Prezydent Litwy: Kaczyński był politykiem przez duże "P"
Dodano:
- Pamięć o prezydencie Polski Lechu Kaczyńskim, który zginął przed dwoma laty, a także pamięć o innych ofiarach tragedii smoleńskiej na zawsze pozostanie w sercach Litwinów - oświadczył litewski premier Andrius Kubilius.
- Czas leczy rany, jednak nie usunie z pamięci tych, którzy z miłością i oddaniem pracowali dla naszego wspólnego dobra. Dzisiaj, po kilku latach od tragedii smoleńskiej, pamiętamy o prezydencie Lechu Kaczyńskim - przyjacielu i towarzyszu, pamiętamy o wszystkich, którzy zginęli tego dnia. Pamięć o nich na zawsze pozostanie w naszych sercach" - czytamy w oficjalnym oświadczeniu szefa rządu.

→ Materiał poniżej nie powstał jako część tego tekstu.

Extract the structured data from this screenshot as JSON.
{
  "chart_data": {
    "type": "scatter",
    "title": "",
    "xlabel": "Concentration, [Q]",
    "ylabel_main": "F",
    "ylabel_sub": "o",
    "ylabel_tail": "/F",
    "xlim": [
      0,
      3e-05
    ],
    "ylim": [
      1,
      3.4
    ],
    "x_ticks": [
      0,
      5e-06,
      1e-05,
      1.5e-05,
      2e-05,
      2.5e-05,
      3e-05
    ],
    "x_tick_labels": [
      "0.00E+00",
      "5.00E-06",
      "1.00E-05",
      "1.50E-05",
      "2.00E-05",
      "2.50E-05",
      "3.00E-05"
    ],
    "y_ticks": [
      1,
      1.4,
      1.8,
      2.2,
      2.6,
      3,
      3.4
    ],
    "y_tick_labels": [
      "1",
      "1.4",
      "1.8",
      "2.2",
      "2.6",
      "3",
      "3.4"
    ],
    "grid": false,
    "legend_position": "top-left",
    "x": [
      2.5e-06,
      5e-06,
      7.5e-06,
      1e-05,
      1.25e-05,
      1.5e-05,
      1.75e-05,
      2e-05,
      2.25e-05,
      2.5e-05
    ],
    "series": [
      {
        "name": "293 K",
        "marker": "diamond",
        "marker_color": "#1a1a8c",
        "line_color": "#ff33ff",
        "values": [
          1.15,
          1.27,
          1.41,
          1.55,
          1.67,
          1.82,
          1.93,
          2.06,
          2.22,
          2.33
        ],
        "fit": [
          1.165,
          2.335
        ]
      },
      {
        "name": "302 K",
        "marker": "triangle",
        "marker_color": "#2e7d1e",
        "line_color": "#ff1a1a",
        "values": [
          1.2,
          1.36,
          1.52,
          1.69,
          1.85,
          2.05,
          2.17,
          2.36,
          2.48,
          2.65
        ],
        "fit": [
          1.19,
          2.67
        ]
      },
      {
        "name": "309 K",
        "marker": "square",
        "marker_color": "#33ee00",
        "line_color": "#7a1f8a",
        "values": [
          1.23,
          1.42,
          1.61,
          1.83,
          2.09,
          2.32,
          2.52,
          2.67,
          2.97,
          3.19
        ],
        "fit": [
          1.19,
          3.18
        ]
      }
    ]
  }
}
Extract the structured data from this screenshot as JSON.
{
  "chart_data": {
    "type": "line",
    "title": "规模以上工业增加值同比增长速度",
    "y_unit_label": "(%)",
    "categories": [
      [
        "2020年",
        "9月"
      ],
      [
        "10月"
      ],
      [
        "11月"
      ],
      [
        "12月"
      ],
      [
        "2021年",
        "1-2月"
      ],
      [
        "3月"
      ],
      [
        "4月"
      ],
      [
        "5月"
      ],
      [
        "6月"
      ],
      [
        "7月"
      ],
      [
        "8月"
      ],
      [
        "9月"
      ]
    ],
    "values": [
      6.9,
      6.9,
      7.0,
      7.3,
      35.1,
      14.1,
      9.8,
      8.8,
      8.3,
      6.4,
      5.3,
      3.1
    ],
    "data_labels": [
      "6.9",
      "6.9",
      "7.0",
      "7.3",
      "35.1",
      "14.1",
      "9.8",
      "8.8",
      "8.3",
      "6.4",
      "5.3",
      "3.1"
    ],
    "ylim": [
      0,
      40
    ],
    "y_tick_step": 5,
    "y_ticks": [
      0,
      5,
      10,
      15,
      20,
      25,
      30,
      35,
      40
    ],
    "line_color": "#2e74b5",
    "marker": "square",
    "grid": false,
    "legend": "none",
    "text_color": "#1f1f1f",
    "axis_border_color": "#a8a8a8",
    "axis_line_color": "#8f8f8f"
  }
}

Sejm Litwy uczcił ofiary katastrofy smoleńskiej minutą ciszy. - Przed dwoma laty wszystkimi mieszkańcami Litwy wstrząsnęła wiadomość o tragicznej katastrofie lotniczej, w której zginął prezydent RP Lech Kaczyński, jego małżonka Maria i wielu dostojnych obywateli państwa sąsiedniego. Prezydent Lech Kaczyński był człowiekiem, który swoją pracą i przykładem budował i wzmacniał mosty pomiędzy narodami litewskim i polskim. Był to polityk z dużej litery - powiedział podczas posiedzenia Sejmu jego wiceprzewodniczący Erikas Tamaszauskas.
Z inicjatywy ambasady RP w Wilnie i polskich organizacji społecznych w wileńskim kościele św. Rafała została we wtorek odprawiona msza święta w intencji ofiar katastrofy.